ODNI spokesman Michael Birmingham said that approximately 97 percent of the satellite imagery that was collected from the 19 successful KH-9 missions was formally declassified by DNI James R. Clapper on January 11, 2013.

“The small amount of imagery exempted from this declassification decision will be removed prior to its accession to the National Archives (NARA) and will remain classified pursuant to statute and national security interests, and reviewed periodically to determine if additional declassification is warranted,” Mr. Birmingham said last week.

The imagery is being transferred to NARA in stages, with final delivery scheduled for September 2013, he said.

The transfer is being implemented pursuant to a November 2012 Memorandum of Agreement between the National Geospatial-Intelligence Agency (NGA) and the National Archives, under which the Archives is “responsible for providing public access to the declassified imagery.”

Reishia R. Kelsey of NGA public affairs confirmed that the imagery “will be made available to the public following its accession to NARA” later this year.

The National Archives was not prepared last week to set a precise date for public release.  But an Archives official said that “NARA intends to make these records available to the public at our research room in College Park, MD as soon as possible following transfer.”

If successfully executed, the release of the KH-9 imagery will constitute a breakthrough in the declassification and disclosure of national security information. It will be one of several discrete but momentous shifts in secrecy policy during the Obama Administration that have often gone unrecognized or unappreciated. Though these declassification actions took years or decades to accomplish, they have been downplayed by the White House itself, which has seemed curiously ambivalent about them.  They include the public disclosure of the size of the U.S. nuclear weapons arsenal, the routine publication of the annual intelligence budget request, the release of the Office of Legal Counsel “torture memos,” the declassification of the KH-9 satellite itself, and others.

The KH-9 imagery is being processed for public release pursuant to the 1995 Executive Order 12951 on “Release of Imagery Acquired by Space-based National Intelligence Reconnaissance Systems.”  That order had been effectively dormant since the Clinton Administration, when the last major release of intelligence satellite imagery (from the CORONA, ARGON and LANYARD missions) took place.

The declassification of the KH-9 imagery is a massive undertaking, Mr. Birmingham of ODNI said last year.

“For context, and to grasp the scope of the project, the KH-9/HEXAGON system provided coverage over hundreds of millions of square miles of territory during its 19 successful missions spanning 1971-1984,” he said.  “It is a daunting issue to address declassification of the program specifics associated with an obsolete system such as the KH-9, which involves the declassification of huge volumes of intelligence information gathered on thousands of targets worldwide during a 13 year time period.”

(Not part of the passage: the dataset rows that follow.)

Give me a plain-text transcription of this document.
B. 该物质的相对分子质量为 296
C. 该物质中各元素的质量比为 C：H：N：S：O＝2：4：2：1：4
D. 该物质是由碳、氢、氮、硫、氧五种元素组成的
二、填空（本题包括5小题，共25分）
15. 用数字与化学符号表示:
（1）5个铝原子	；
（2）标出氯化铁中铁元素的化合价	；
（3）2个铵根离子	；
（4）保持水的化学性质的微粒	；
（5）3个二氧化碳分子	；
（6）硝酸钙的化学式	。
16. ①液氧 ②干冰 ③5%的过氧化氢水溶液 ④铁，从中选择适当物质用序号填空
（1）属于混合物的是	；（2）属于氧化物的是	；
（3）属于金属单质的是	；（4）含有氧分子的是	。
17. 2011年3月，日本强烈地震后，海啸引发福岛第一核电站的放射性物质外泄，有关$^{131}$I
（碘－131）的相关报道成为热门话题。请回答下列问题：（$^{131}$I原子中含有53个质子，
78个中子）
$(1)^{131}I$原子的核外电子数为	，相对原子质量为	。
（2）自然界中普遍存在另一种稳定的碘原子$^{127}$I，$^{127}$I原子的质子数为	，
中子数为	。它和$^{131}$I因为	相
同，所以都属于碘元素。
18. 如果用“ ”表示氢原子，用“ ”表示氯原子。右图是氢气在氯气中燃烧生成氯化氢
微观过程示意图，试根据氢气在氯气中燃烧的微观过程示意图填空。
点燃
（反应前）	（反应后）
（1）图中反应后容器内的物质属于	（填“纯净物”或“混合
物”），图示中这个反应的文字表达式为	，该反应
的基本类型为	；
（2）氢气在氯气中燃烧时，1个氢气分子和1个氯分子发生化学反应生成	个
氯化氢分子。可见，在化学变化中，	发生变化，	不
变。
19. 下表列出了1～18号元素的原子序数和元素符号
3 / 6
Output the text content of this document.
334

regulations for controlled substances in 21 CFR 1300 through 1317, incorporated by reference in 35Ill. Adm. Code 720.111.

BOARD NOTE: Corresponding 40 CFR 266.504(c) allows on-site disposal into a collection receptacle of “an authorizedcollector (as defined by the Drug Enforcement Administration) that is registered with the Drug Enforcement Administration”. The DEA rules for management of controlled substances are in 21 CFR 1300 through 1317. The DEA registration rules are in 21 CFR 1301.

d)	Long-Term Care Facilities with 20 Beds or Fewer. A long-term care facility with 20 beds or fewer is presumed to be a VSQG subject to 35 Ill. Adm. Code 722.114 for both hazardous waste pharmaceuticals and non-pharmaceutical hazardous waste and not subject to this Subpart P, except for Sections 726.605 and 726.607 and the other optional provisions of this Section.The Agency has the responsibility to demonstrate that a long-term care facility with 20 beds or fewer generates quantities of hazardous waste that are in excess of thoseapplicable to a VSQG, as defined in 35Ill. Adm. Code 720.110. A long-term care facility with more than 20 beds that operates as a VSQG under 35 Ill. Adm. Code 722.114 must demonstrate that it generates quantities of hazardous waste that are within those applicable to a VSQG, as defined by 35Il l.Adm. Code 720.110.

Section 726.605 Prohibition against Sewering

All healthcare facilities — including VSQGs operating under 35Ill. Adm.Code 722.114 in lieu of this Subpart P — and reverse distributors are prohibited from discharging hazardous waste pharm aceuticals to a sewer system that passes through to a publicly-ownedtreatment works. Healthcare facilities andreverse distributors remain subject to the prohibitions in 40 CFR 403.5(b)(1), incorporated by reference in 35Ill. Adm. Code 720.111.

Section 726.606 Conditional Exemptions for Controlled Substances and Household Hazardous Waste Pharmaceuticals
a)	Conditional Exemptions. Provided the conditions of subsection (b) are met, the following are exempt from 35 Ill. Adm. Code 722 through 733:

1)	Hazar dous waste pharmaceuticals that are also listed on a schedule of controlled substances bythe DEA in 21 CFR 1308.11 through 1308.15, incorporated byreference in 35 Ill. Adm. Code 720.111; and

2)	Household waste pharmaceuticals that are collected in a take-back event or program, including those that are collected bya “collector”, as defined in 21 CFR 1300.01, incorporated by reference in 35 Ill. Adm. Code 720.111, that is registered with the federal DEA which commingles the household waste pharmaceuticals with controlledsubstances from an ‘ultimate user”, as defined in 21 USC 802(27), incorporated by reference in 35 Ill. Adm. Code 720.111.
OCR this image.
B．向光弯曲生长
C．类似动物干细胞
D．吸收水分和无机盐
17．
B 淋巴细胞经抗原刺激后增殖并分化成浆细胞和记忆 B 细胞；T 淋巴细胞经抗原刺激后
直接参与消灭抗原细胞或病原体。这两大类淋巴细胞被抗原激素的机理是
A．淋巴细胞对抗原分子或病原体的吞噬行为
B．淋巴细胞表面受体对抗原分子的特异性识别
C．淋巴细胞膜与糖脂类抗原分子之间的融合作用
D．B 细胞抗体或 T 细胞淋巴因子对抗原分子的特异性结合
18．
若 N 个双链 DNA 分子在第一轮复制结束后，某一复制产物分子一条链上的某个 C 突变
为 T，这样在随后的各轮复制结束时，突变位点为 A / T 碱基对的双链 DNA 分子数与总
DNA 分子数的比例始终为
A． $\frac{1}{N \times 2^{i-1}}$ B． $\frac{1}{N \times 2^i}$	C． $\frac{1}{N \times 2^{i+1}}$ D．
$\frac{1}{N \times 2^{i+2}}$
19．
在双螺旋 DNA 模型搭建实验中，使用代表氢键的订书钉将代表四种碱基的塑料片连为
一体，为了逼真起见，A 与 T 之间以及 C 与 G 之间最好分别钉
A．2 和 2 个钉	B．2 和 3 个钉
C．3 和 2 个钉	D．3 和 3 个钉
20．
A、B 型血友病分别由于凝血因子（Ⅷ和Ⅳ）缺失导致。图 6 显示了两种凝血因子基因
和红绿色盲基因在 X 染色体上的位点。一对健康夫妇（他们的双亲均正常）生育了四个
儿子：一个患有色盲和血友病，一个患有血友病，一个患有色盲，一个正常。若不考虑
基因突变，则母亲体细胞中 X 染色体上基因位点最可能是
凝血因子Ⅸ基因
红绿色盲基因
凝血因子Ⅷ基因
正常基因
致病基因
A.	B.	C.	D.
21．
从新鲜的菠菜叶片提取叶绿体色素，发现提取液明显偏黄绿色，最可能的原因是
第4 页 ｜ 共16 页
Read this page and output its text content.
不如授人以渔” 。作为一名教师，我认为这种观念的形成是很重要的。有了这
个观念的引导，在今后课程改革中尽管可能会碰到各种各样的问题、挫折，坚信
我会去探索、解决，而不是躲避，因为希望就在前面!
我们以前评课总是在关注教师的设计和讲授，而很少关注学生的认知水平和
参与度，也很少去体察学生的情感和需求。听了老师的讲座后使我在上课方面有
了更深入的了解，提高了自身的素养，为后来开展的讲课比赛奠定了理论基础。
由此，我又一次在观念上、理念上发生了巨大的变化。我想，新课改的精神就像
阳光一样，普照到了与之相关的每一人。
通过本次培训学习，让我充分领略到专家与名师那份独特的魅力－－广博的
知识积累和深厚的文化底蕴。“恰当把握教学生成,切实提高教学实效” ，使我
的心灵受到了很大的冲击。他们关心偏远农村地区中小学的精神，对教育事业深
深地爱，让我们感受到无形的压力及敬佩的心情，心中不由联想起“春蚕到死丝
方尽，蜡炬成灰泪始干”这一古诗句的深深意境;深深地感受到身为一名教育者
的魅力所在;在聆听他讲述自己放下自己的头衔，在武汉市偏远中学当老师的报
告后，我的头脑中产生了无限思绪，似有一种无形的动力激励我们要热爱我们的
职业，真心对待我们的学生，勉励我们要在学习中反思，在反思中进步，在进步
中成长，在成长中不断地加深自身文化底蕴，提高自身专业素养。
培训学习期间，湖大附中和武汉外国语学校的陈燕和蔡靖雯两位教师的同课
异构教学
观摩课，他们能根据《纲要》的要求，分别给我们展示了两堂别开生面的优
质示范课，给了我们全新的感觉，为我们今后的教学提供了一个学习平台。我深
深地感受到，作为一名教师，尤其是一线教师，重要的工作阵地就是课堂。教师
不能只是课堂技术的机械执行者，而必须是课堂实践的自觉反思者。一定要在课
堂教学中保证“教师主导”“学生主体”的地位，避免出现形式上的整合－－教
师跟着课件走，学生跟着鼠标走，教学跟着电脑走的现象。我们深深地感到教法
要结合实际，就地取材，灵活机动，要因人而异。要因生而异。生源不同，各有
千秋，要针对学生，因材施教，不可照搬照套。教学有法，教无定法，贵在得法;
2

3 thoughts on “Intelligence Satellite Imagery Declassified for Release

  1. I am wondering if people know how to access these Images online. I could not find a place where I could view them for free. It seems if they are available to the public they should be accessible via the internet as well, but am hoping someone can point me in the right direction. Thanks!!

  2. Harry, ONLINE??? You’re dreaming. Steven, even after September 2013 (its now March 2014) the KH-9 imagery is a nightmare to even locate at NARA/Cartographic:

    The hard copy overlays are useless. The thumb drive meta data provides half the answer. Then you have to manually ask them to translate your mission, pass and can data into a secret database they keep on a PC that translates NARA ON numbers into cold storage IM numbers. Then you have to fill out a new pull slip WITH an IM cold storage blue sheet.

    Then wait a week for them to pull the cans from Lenexa, then you can look at your cans for only three days, then they have to go back to Lenexa. Only then can you see if you even have the right can and frame number. If the area is not completely cloud covered , you may actually see your target facility– or not.

    If you ask for a copy of the ON-IM conversion spreadsheet data, they’re going to say no, because some of the cans (3%?) are still classified and they apparently don’t want to spend the time to create a redacted copy. KH-9 is pretty much still inaccessible. So much for the KH-9 film being “available.”